= Nv network =

A Nv network is a term used in BEAM robotics referring to the small electrical neural networks that make up the bulk of BEAM-based robot control mechanisms.

== Building blocks ==
The most basic component included in Nv Networks is the Nv neuron. The purpose of a Nv neuron is simply to take an input, do something with it, and give an output. The most common action of Nv neurons is to give a delay.

=== BEAM Nv Neurons ===
The standard for BEAM-based neurons is a capacitor that has one lead as an input and the other going into the input line of an inverter. That inverter's output is the output of the neuron. The capacitor lead that is inputting into the inverter is pulled to ground with a resistor. The neuron functions because when an input is received (positive power on the input line), it charges the capacitor. Once the input is lost (negative power on the input line), the capacitor discharges into the inverter, causing the inverter to produce an output that is passed to the next neuron. The rate that the capacitor discharges is tied to the resistor that is pulling the input to the inverter to the negative. The larger the resistor, the longer it will take for the capacitor to fully discharge, and the longer it will take for that neuron to completely fire.

== Types ==
There are many common network topologies used in BEAM robots, the most common of which are listed here.

===Bicore===
Probably the most utilized Nv Net topology in BEAM, the Bicore consists of two neurons placed in a loop that alternates current to the output. Input into the loop is given in the form of changing the resistance in each separate Neuron, which changes the rate at which the Neuron discharges, affecting the pace at which the loop oscillates.

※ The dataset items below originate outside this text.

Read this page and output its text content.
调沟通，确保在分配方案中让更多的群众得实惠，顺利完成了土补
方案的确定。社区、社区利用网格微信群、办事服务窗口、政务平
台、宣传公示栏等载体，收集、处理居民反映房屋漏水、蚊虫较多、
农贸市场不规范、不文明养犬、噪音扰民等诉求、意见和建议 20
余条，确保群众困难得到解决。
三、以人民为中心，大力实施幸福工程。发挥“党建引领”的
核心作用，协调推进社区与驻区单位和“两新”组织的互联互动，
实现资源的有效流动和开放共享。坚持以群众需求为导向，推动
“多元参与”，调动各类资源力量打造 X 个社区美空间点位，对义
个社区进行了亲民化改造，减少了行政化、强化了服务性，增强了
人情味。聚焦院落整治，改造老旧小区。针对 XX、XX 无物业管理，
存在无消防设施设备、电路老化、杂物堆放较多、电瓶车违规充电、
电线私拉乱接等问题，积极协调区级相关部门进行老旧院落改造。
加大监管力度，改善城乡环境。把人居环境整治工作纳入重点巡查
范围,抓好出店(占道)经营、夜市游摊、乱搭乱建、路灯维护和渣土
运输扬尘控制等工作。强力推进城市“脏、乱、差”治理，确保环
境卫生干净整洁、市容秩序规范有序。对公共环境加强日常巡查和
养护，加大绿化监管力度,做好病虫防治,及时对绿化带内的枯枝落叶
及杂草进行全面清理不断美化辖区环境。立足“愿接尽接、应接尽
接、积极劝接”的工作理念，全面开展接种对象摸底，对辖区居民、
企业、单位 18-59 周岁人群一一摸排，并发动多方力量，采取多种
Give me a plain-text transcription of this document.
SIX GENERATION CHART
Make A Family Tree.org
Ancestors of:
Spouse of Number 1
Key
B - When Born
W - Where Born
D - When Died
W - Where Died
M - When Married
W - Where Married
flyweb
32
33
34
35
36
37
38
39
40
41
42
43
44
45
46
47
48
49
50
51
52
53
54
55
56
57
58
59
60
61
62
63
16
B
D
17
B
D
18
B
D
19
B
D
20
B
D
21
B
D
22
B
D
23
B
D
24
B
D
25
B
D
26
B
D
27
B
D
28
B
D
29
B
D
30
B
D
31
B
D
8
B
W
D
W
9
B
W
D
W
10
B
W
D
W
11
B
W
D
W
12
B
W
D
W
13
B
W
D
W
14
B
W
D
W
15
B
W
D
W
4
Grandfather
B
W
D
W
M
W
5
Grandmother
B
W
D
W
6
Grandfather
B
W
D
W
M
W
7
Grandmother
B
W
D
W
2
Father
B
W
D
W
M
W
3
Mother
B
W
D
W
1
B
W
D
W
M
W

===Master/Slave bicores===
Another common topology is using two bicores in a master/slave layout where the master bicore leads the slave and sets the pace, while the slave bicore follows at an offset pace. This layout is most commonly used for dual-motor walkers.

===Larger networks===
Other larger network topologies include the Tricore, and Quadcore which are laid out in a similar way the bicore is, except with more Neurons in the loop. More complex networks exist, but are not as common due to the simplistic nature of BEAM.

== Structure ==
A basic Nv network is built upon several Nv neurons in a loop. The loop's timing is often varied by input sensors. This difference in timing is often meant to affect the output pattern of the Nv loop. An example of this can be seen in a simple BEAM walker robot utilizing a bicore network (2 neurons). The neural network is set up to alternate current going to the main motor in a way where under equal input from the main sensors, the neurons oscillate at an equal pace to each other, producing a steady walking gait. When input (e.g. from light sensors) is present, the timing of each neuron in the loop is varied based on the input from the sensors, affecting the pace at which the loop oscillates. This affected pace is often used to alter the walking gait of a robot in order to steer it based on the input from its sensors.